It was about 10:30 at night at Ben-Gurion Airport. Tired from security checks, shlepping heavy baggage, and dealing with irritable children, it was time to present my passport.
Two sets of booths lay ahead of me: “Israeli” and “Foreign” Passports. I trudged toward the latter, but not without first registering a bit of dismay.
How is it that I had to present a “foreign” passport when I had just spent 12 days in my homeland celebrating my son’s bar mitzva, dressing up for Purim, volunteering for a national food bank, and conversing in Hebrew while doing my laundry at a Jerusalem laundromat?
Did my common heritage, tradition, and religion count for nothing when exiting the Jewish state? What does it really mean to bear a “foreign” passport?
Flashback to 12 days earlier, when my family and I landed at Ben-Gurion at the crack of dawn. This was my fifth trip to Israel, while only the second for my husband and the first for my two sons. I couldn’t wait to experience the country through their eyes.
It was far from an immediate adjustment for my kids. They had no experience with pushy Israelis, let alone the sheer numbers of people asking for money, including children. The Jerusalem light rail train was crowded, our hotel was in a somewhat isolated area, and we remained exhausted from a flight that had landed around midnight Eastern Standard time.
And the days leading up to the bar mitzva were tense ones, in which I felt the pressure building up in my son as we were going through the motions of trying to explore Jerusalem. And there were still final details to handle for our simcha at the Kotel, the Western Wall.

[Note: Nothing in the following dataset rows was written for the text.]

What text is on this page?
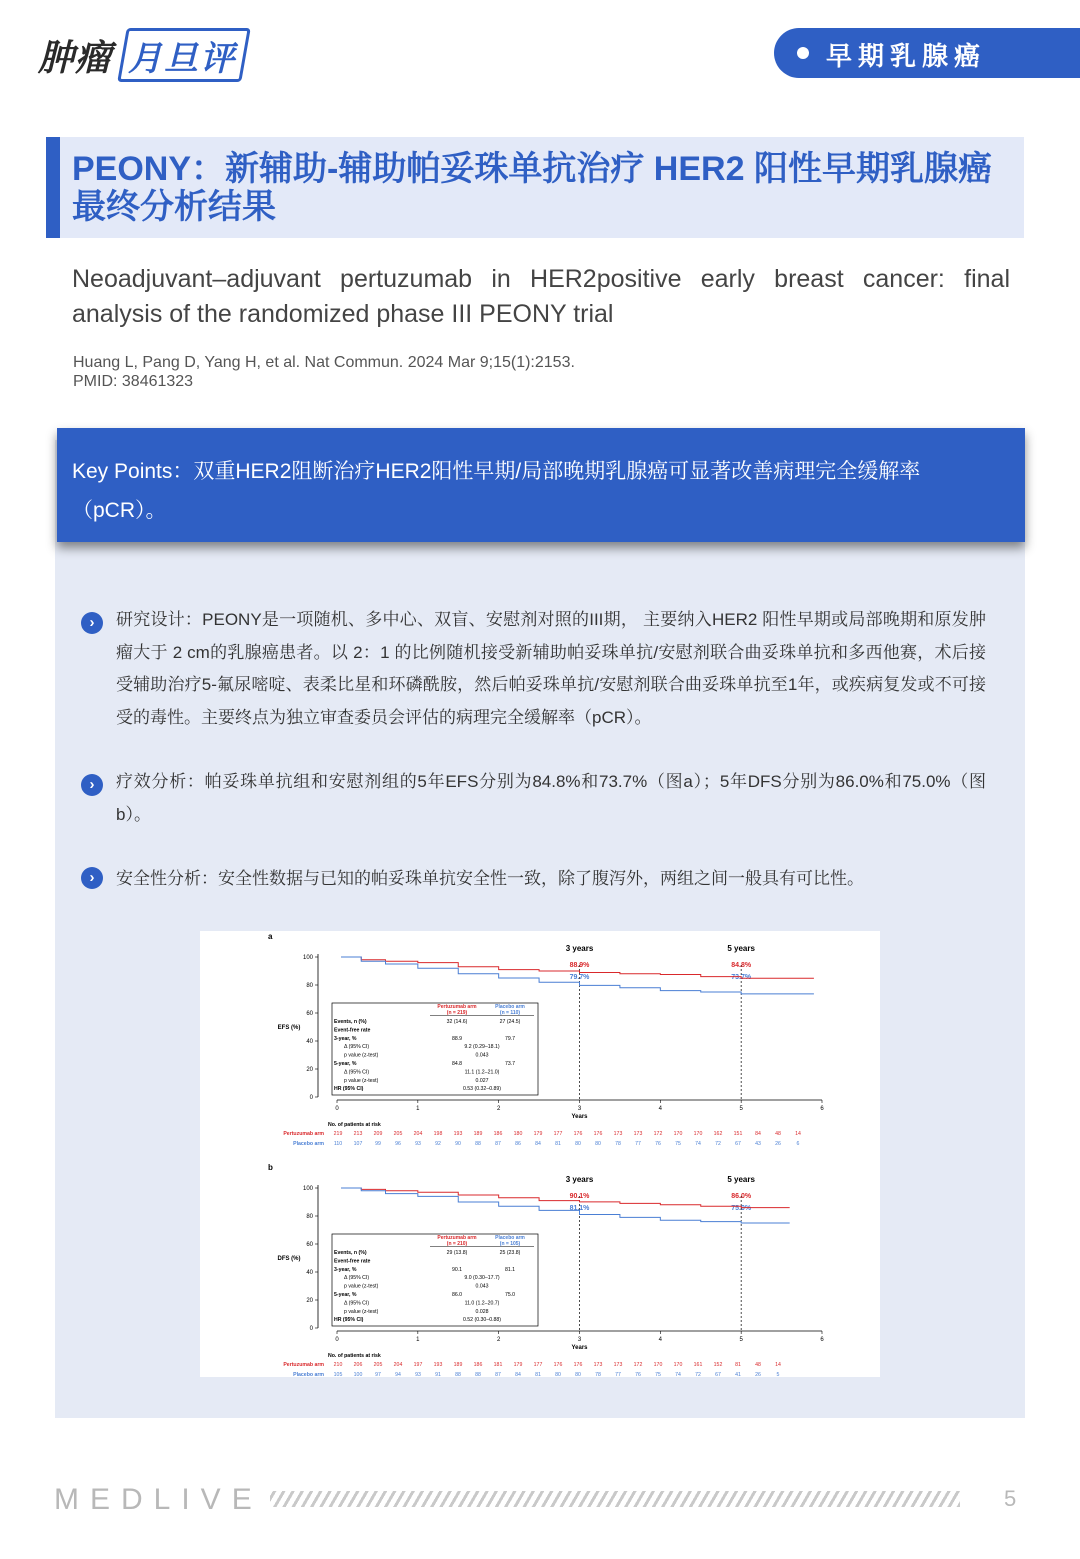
肿瘤 月旦评	早期乳腺癌
PEONY：新辅助-辅助帕妥珠单抗治疗 HER2 阳性早期乳腺癌最终分析结果
Neoadjuvant–adjuvant pertuzumab in HER2positive early breast cancer: final analysis of the randomized phase III PEONY trial
Huang L, Pang D, Yang H, et al. Nat Commun. 2024 Mar 9;15(1):2153.
PMID: 38461323
Key Points：双重HER2阻断治疗HER2阳性早期/局部晚期乳腺癌可显著改善病理完全缓解率（pCR）。
›	研究设计：PEONY是一项随机、多中心、双盲、安慰剂对照的III期， 主要纳入HER2 阳性早期或局部晚期和原发肿瘤大于 2 cm的乳腺癌患者。以 2：1 的比例随机接受新辅助帕妥珠单抗/安慰剂联合曲妥珠单抗和多西他赛，术后接受辅助治疗5-氟尿嘧啶、表柔比星和环磷酰胺，然后帕妥珠单抗/安慰剂联合曲妥珠单抗至1年，或疾病复发或不可接受的毒性。主要终点为独立审查委员会评估的病理完全缓解率（pCR）。
›	疗效分析：帕妥珠单抗组和安慰剂组的5年EFS分别为84.8%和73.7%（图a）；5年DFS分别为86.0%和75.0%（图b）。
›	安全性分析：安全性数据与已知的帕妥珠单抗安全性一致，除了腹泻外，两组之间一般具有可比性。
a
0
20
40
60
80
100
0	1	2	3	4	5	6
Years
EFS (%)
3 years
88.9%
79.7%
5 years
84.8%
73.7%
Pertuzumab arm
(n = 219)
Placebo arm
(n = 110)
Events, n (%)	32 (14.6)	27 (24.5)
Event-free rate
3-year, %	88.9	79.7
Δ (95% CI)	9.2 (0.29–18.1)
p value (z-test)	0.043
5-year, %	84.8	73.7
Δ (95% CI)	11.1 (1.2–21.0)
p value (z-test)	0.027
HR (95% CI)	0.53 (0.32–0.89)
No. of patients at risk
Pertuzumab arm 219 213 209 205 204 198 193 189 186 180 179 177 176 176 173 173 172 170 170 162 151 84	48	14
Placebo arm 110 107 99	96	93	92	90	88	87	86	84	81	80	80	78	77	76	75	74	72	67	43	26	6
b
0
20
40
60
80
100
0	1	2	3	4	5	6
Years
DFS (%)
3 years
90.1%
81.1%
5 years
86.0%
75.0%
Pertuzumab arm
(n = 210)
Placebo arm
(n = 105)
Events, n (%)	29 (13.8)	25 (23.8)
Event-free rate
3-year, %	90.1	81.1
Δ (95% CI)	9.0 (0.30–17.7)
p value (z-test)	0.043
5-year, %	86.0	75.0
Δ (95% CI)	11.0 (1.2–20.7)
p value (z-test)	0.028
HR (95% CI)	0.52 (0.30–0.88)
No. of patients at risk
Pertuzumab arm 210 206 205 204 197 193 189 186 181 179 177 176 176 173 173 172 170 170 161 152 81	48	14
Placebo arm 105 100 97	94	93	91	88	88	87	84	81	80	80	78	77	76	75	74	72	67	41	26	5
MEDLIVE	5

But once the big day arrived, the whole tone of our experience changed. Not only did the service at the Kotel go smoothly, it felt as everyone gathered there that day was celebrating with us! Friends from past and present showed up that day, including one I had not seen in 22 years and some I had only met on Facebook. And in an impromptu manner only possible in Israel, a local family joined our minyan, further enhancing the bar mitzva with their Sephardi-style ruach and candy pelted from the women’s side of the mehitza.
Over the next week, the reality of not only being in Israel — but being a Jew in Israel — sunk in. At the Kiryat Moshe light rail stop on a Friday morning I saw a little girl adorned with a “Ema Shel Shabbat” (Shabbat mommy) crown — where in America outside a Jewish preschool would you see such a sight? Once on the light rail, you couldn’t miss the presence of gun-toting Israeli soldiers, with and without kipot.

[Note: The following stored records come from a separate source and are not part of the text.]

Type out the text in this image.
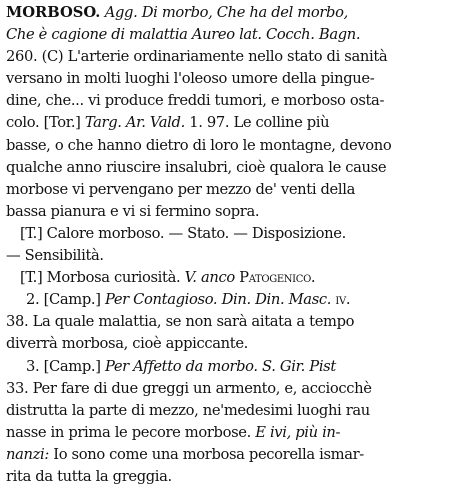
MORBOSO. Agg. Di morbo, Che ha del morbo,
Che è cagione di malattia Aureo lat. Cocch. Bagn.
260. (C) L'arterie ordinariamente nello stato di sanità
versano in molti luoghi l'oleoso umore della pingue-
dine, che... vi produce freddi tumori, e morboso osta-
colo. [Tor.] Targ. Ar. Vald. 1. 97. Le colline più
basse, o che hanno dietro di loro le montagne, devono
qualche anno riuscire insalubri, cioè qualora le cause
morbose vi pervengano per mezzo de' venti della
bassa pianura e vi si fermino sopra.
[T.] Calore morboso. — Stato. — Disposizione.
— Sensibilità.
[T.] Morbosa curiosità. V. anco Patogenico.
2. [Camp.] Per Contagioso. Din. Din. Masc. iv.
38. La quale malattia, se non sarà aitata a tempo
diverrà morbosa, cioè appiccante.
3. [Camp.] Per Affetto da morbo. S. Gir. Pist
33. Per fare di due greggi un armento, e, acciocchè
distrutta la parte di mezzo, ne'medesimi luoghi rau
nasse in prima le pecore morbose. E ivi, più in-
nanzi: Io sono come una morbosa pecorella ismar-
rita da tutta la greggia.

Driving back to Jerusalem from our archeological dig in Beit Guvrin we stopped a driver to point out the direction to the main highway. “Yerushalayim?” he proclaimed. “Ir HaKodesh!” I ordered pizza in my hotel room that night and was greeted by the delivery guy in a Purim costume. And even the mere task of doing my laundry in a Jerusalem laundromat led to the question from the manager of when I was planning to make aliya. The list goes on…
And of course the whole atmosphere of Purim was pervasive throughout the country, with bakeries selling hamantaschen in all their assorted flavors, Israelis sporting costumes days before the actual holiday, and bus signs wishing passengers a Hag Purim Sameach. You didn’t have to go to synagogue to experience the festivities, although we enjoyed hearing the megilla reading in Jerusalem’s Great Synagogue and watching the chagiga that followed afterward. Our final activity in Israel was attending a Shushan Purim seuda at my friend’s house before heading out to the airport.

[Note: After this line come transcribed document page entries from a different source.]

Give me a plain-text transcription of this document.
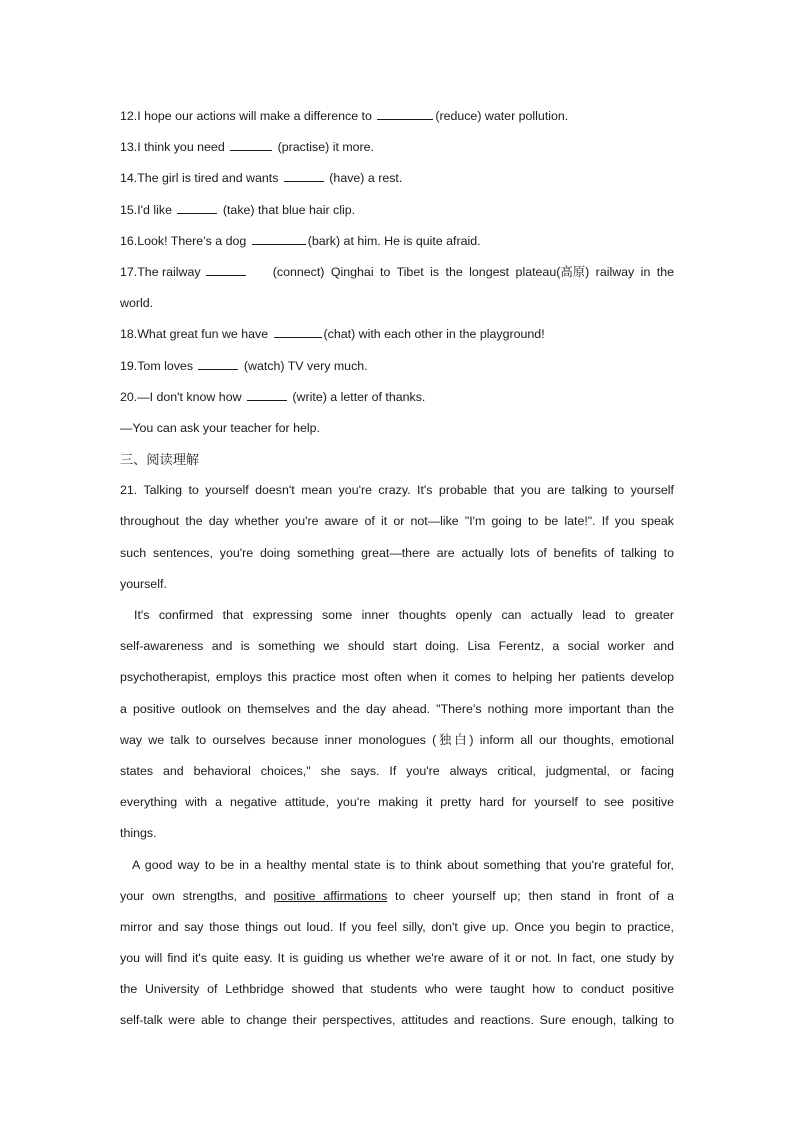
12.I hope our actions will make a difference to	(reduce) water pollution.
13.I think you need	(practise) it more.
14.The girl is tired and wants	(have) a rest.
15.I'd like	(take) that blue hair clip.
16.Look! There’s a dog	(bark) at him. He is quite afraid.
17.The railway	(connect) Qinghai to Tibet is the longest plateau(高原) railway in the
world.
18.What great fun we have	(chat) with each other in the playground!
19.Tom loves	(watch) TV very much.
20.—I don't know how	(write) a letter of thanks.
—You can ask your teacher for help.
三、阅读理解
21. Talking to yourself doesn't mean you're crazy. It's probable that you are talking to yourself
throughout the day whether you're aware of it or not—like "I'm going to be late!". If you speak
such sentences, you're doing something great—there are actually lots of benefits of talking to
yourself.
It's confirmed that expressing some inner thoughts openly can actually lead to greater
self-awareness and is something we should start doing. Lisa Ferentz, a social worker and
psychotherapist, employs this practice most often when it comes to helping her patients develop
a positive outlook on themselves and the day ahead. "There's nothing more important than the
way we talk to ourselves because inner monologues (独白) inform all our thoughts, emotional
states and behavioral choices," she says. If you're always critical, judgmental, or facing
everything with a negative attitude, you're making it pretty hard for yourself to see positive
things.
A good way to be in a healthy mental state is to think about something that you're grateful for,
your own strengths, and positive affirmations to cheer yourself up; then stand in front of a
mirror and say those things out loud. If you feel silly, don't give up. Once you begin to practice,
you will find it's quite easy. It is guiding us whether we're aware of it or not. In fact, one study by
the University of Lethbridge showed that students who were taught how to conduct positive
self-talk were able to change their perspectives, attitudes and reactions. Sure enough, talking to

Now, a week since our return, I find myself pondering existential questions such as “Why am I here?” and “What is my purpose?” My rabbi explained it to me the best, saying that when he left Israel last summer, he felt like a “plant uprooted from its native soil.”
Exactly. So that explains why — when directed toward a separate airport line for “foreign” passports — I wanted to yell, “Anachnu yehudim!” “We are Jews!”
I’ve been pondering the question of aliya for some time but have found lots of excuses for not doing so. I now feel like I have run out of legitimate reasons. (After all, if I could handle driving a minivan through the streets of Jerusalem and dealing with honking, aggressive Israeli drivers, what can’t I do?)
So yes, I need to work toward making my goal of living as a Jew in a Jewish state a reality. It won’t be easy or immediate — but nothing worth striving for ever is.